Novo Nordisk’s Alhemo (concizumab) has been recommended by the European Medicines Agency’s human medicines committee to prevent bleeding in haemophilia patients aged 12 years or older.
If approved, Alhemo would be the first once-daily subcutaneous prophylactic treatment for patients with haemophilia A or B and inhibitors.
Affecting approximately 1,125,000 people globally, haemophilia is a rare inherited bleeding disorder that impairs the body’s ability to make blood clots, a process needed to stop bleeding.
The condition is usually treated with regular intravenous infusions of clotting factor replacement products.
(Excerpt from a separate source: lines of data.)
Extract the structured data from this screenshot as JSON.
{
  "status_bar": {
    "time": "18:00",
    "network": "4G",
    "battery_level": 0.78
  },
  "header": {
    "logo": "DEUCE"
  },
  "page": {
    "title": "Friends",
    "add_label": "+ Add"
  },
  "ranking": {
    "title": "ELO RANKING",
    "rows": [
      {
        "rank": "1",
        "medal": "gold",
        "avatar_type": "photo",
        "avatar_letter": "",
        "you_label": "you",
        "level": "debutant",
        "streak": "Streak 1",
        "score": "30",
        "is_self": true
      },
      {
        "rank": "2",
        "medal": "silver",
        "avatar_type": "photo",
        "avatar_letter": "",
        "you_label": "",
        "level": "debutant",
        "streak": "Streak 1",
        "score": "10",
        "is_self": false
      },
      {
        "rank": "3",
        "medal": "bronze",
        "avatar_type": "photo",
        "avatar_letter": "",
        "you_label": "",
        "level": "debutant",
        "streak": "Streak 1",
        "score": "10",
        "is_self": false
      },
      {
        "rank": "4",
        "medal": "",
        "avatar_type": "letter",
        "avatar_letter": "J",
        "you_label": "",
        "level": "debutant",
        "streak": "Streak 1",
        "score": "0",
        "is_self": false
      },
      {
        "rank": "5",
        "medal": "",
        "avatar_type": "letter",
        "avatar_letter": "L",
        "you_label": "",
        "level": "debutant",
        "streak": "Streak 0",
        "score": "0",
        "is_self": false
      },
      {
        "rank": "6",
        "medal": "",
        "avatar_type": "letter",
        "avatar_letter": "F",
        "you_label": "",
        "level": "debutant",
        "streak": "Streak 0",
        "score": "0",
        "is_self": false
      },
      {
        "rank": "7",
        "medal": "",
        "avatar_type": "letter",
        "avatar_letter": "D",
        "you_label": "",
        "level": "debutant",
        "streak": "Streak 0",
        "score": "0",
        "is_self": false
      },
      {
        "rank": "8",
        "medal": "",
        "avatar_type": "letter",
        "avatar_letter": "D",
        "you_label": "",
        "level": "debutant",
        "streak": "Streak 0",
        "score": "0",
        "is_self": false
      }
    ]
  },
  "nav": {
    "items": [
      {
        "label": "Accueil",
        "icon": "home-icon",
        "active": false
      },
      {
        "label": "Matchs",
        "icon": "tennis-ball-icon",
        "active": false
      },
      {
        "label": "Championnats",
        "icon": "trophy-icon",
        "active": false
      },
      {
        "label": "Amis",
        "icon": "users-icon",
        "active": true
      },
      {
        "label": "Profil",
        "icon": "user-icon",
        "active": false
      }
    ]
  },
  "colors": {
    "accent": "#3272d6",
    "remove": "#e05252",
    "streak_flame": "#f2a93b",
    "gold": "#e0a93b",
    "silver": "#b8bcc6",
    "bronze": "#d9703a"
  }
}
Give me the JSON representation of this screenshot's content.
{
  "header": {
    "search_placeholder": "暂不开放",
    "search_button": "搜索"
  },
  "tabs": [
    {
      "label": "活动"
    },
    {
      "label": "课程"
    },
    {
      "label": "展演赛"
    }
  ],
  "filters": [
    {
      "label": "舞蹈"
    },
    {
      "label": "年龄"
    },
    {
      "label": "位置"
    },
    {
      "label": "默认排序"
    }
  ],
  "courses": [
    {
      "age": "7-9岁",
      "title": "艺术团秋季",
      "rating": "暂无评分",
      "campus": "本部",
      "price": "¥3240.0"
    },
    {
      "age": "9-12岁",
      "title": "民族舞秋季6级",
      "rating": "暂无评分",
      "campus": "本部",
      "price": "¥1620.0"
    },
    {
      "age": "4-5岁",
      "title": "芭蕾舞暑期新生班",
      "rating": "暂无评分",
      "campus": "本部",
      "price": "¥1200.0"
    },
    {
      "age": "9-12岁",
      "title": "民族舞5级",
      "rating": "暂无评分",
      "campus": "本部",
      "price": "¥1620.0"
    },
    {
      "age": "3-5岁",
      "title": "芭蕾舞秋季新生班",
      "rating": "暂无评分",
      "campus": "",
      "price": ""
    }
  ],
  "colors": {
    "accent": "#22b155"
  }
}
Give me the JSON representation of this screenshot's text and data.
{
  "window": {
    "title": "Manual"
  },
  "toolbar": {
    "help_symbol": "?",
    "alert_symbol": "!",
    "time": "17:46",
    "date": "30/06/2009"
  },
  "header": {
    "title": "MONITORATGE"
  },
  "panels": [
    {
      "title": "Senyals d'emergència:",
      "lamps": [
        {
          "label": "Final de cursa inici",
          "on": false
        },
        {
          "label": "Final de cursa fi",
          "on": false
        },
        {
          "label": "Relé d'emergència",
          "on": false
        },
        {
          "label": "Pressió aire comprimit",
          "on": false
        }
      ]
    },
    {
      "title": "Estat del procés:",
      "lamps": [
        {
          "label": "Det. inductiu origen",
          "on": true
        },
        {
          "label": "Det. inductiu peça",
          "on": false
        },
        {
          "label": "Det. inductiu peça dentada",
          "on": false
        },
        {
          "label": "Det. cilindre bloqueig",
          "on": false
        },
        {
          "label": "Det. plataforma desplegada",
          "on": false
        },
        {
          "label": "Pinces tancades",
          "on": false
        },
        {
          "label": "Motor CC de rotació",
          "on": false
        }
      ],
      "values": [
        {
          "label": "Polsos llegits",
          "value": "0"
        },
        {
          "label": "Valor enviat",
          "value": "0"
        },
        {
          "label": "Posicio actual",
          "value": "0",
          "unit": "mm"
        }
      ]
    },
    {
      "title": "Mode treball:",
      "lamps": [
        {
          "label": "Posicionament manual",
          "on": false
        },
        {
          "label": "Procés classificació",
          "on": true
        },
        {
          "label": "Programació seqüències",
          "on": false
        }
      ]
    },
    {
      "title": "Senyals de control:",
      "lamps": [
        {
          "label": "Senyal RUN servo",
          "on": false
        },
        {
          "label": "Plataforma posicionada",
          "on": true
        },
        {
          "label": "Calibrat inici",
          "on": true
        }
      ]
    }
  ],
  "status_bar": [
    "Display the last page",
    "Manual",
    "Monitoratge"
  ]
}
However, some patients can develop inhibitors as an immune response to the clotting factors in these therapies, limiting treatment options.
It is estimated that up to 30% of patients with severe haemophilia A and up to 10% of those with severe haemophilia B develop inhibitors.
Novo’s Alhemo is an anti-tissue factor pathway inhibitor monoclonal antibody that is designed to help the blood to clot and prevent bleeding, even in the presence of inhibitors.
The Committee for Medicinal Products for Human Use’s decision on the therapy was supported by positive results from the late-stage explorer7 study, which demonstrated an 86% reduction in treated spontaneous and traumatic bleeds in patients receiving Alhemo prophylaxis compared to no prophylaxis.
Novo said it expects the European Commission to make a decision on Alhemo within approximately two months.
Stephanie Seremetis, the company’s chief medical officer for haemophilia, described the positive opinion as a “major milestone for patients”.
She said: “[Alhemo] could alleviate the physical, emotional and overall treatment burden for people living with haemophilia, as it is delivered in a pre-filled, multi-use, portable pen that can be stored at room temperature for up to four weeks.
“This could enable patients to have greater confidence in the pursuit of daily activities, which is especially important for people living with haemophilia B with inhibitors, who currently have very limited treatment options.”
The recommendation comes just one month after Novo entered into a multi-year partnership with NanoVation Therapeutics to advance genetic medicines for cardiometabolic and rare diseases.
The deal, which is worth worth $600m, combines Novo’s capabilities in the two areas with NanoVation’s proprietary long-circulating lipid nanoparticle technology for RNA delivery to cells outside of the liver.